Do not bypass the firewall. Some other answers have already covered the technical options, but this is inadvisable - all of the filtering products I have seen will either block bypass, or allow it but notify an administrator, which will get you in to trouble. It may seem like a smart hack to do something that you aren't allowed to do, but the authorities will stomp on you - either by banning you from the network, which will make your studies difficult, or expelling you from the college. Either way, the potential impact on your long term life isn't worth the short term gain of having an unfiltered internet connection at college.
The only real technical option is to use your own internet connection via a 3G mobile or similar technology. You could install a local proxy, and route your HTTPS connections over the 3G link, and everything else over the college network.

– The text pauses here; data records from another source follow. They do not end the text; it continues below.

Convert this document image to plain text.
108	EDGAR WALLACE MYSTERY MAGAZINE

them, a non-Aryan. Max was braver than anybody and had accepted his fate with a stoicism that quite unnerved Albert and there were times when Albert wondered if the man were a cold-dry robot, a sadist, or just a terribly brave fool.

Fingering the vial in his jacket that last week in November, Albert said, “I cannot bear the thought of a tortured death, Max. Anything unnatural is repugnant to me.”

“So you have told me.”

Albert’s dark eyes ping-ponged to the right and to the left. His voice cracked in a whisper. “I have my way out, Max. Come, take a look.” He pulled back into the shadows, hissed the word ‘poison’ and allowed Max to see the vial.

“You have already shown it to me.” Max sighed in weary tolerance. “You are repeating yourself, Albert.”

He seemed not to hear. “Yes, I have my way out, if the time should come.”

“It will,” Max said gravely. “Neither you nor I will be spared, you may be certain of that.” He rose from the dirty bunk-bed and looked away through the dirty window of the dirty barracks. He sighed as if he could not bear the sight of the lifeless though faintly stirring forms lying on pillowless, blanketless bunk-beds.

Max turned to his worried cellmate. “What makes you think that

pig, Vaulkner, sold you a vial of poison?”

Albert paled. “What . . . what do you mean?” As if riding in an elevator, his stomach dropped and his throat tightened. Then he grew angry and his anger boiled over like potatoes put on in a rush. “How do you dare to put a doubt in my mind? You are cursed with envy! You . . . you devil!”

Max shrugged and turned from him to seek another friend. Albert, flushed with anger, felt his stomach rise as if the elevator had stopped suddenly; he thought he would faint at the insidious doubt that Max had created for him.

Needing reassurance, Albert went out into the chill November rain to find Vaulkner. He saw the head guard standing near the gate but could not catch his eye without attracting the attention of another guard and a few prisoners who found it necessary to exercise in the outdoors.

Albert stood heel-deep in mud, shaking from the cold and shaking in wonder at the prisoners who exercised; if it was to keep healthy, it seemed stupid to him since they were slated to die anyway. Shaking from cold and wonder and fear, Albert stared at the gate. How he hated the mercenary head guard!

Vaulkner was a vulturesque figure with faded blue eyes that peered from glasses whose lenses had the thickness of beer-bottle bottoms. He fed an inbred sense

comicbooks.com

SSL interception by internet filters in education institutions is becoming a widespread practice. If you want to take a stand against this, investigate your legal options. In many jurisdictions, interception of private communications without the consent of both parties is a violation of wiretap law. Even if the argument holds that you wilfully consented to the interception by installing the SSL certificate, it is certainly the case that the remote web site did not. As far as I know, no student has ever challenged SSL interception on this basis, but someone has to be the first. I was once told by senior staff at a filtering company that if SSL interception is illegal, it's not their problem - it's their customer who is breaking the law - and they have to offer it as an option or else they will lose sales.
The security on these internet filters/firewalls is often appallingly bad:
Some use the same SSL certificate for all of their customers. Trivial to extract with admin or physical access. If one firewall is compromised, every firewall is.
Use of old software with known security vulnerabilities. I know of one commercial provider with a current product line based on software released in 2004. If you can get user access, root access is trivial.
Insecure remote access. Support teams typically use the same installation and remote maintenance password for all customers. An attacker who knows that password can remotely access any customer system.
There is a "white list" of sites that SSL interception is not supposed to be done on (such as major banks). However, if you have access to the system it is trivial to modify the software to ignore or drop the white list.
I know of at least one case where an external attacker managed to gain access to the development server holding the source code for a major firewall product. The lead developer told me, "we have no idea how far they got in the internal network, or what they did once they were in."
The take home message is that these devices are quite vulnerable to a determined hacker, and once access is gained, they could trivially intercept every password of every SSL connection of hundreds of thousands of users. I'm surprised that we haven't heard anything yet about this kind of attack being carried out, but perhaps it already has and the hackers are too busy emptying bank accounts to brag about it. Public knowledge of such an attack would be hugely damaging for any firewall/filter supplier, and they would do everything they could to cover it up.
Update Dec 2015: Backdoors found in Juniper firewall, present since 2012.